Family members need to dispassionately discuss and document the requirements for employment of family in the business. The implementation of a formal policy does not negate the family’s interest in the socio-emotional health of its members but it does define specific conditions under which family members join the business. Families must first decide where along the spectrum they wish to position themselves and the extent to which they welcome family member employees as having an inalienable right to be there or as applicants who not only meet the job requirements but bring the additional family interest and input.
Even as they struggle with that underlying question, the family needs to set out guidelines for family member employment, starting with who is family? Does the policy cover the family- member CEO ‘s sister in law? What about spouses? Are they welcome to join the business? The issue of in-law involvement in the business, whether by employment, shareholding or even knowledge dissemination is one of the most contentious issues that families face. Once “family” is defined, what about level of employment? Do we limit family members to joining only at a certain level? Some families institute a rule that family members can only join if they are management material as indicated by their educational background and work experience.
This is to forestall the difficulties that could occur when a family member works as a delivery driver and reports to the warehouse supervisor while his younger cousin is the company’s Chief Operating Officer. There are complications that could arise when non-family employees supervise family members and some families prefer to deal with these by having family members not serve in non- supervisory positions.
The Family Business literature is replete with advice that family members should work outside of the business before joining. The prevailing view is that this introduces the heirs apparent to the world of work in a setting where their family name is not the same as that of the CEO and it also adds to the next generation member’s own sense of self-esteem. It is a recommendation which many take on board to the extent that I read recently of a case where a family member took on a pseudonym and moved hundreds of miles away to work incognito in a branch of the family business.
While that option is not available to those in smaller locales and there are sometimes obstacles when the scion of an owing family goes job seeking in a limited market, there are creative ways of making this happen. What is often lacking is the will to implement, even as families give lip service to the suggestion. Yet, almost without fail, those who do work in businesses other than the family business speak of the benefits; and those who do not, lament the lost opportunity.
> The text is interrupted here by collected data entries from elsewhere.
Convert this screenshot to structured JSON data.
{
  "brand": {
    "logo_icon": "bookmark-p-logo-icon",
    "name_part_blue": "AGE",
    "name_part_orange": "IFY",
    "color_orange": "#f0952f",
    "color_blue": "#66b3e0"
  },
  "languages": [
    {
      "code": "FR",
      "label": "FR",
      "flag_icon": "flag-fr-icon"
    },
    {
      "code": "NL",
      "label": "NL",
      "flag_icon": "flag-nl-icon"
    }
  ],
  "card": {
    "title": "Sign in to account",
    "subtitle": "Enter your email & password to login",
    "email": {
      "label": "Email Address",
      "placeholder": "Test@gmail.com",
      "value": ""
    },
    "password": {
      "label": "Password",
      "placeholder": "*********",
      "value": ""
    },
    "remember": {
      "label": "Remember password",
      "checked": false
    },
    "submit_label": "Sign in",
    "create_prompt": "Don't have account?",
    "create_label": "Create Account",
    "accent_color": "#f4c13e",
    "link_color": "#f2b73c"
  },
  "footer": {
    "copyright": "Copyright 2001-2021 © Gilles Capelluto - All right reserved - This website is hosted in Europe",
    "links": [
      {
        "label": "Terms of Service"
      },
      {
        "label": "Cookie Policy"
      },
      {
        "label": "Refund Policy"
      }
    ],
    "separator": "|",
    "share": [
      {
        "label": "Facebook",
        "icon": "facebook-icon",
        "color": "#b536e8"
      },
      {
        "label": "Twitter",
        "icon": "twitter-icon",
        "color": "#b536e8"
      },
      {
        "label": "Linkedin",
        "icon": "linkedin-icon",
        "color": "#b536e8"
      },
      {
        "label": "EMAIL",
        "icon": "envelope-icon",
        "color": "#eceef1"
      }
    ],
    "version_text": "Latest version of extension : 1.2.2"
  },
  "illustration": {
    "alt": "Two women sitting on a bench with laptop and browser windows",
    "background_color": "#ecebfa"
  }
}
Then there are the matters of family member compensation and perks, supervision, performance appraisal, accountability, mentoring, career path, to name some of the topics that need be addressed. Like many of the other Family Business Charter policies that need to be defined, family member employment is emotive and requires that family members do not adhere slavishly to past practices but embrace new possibilities. It is an attitude that will serve both the business and the family well.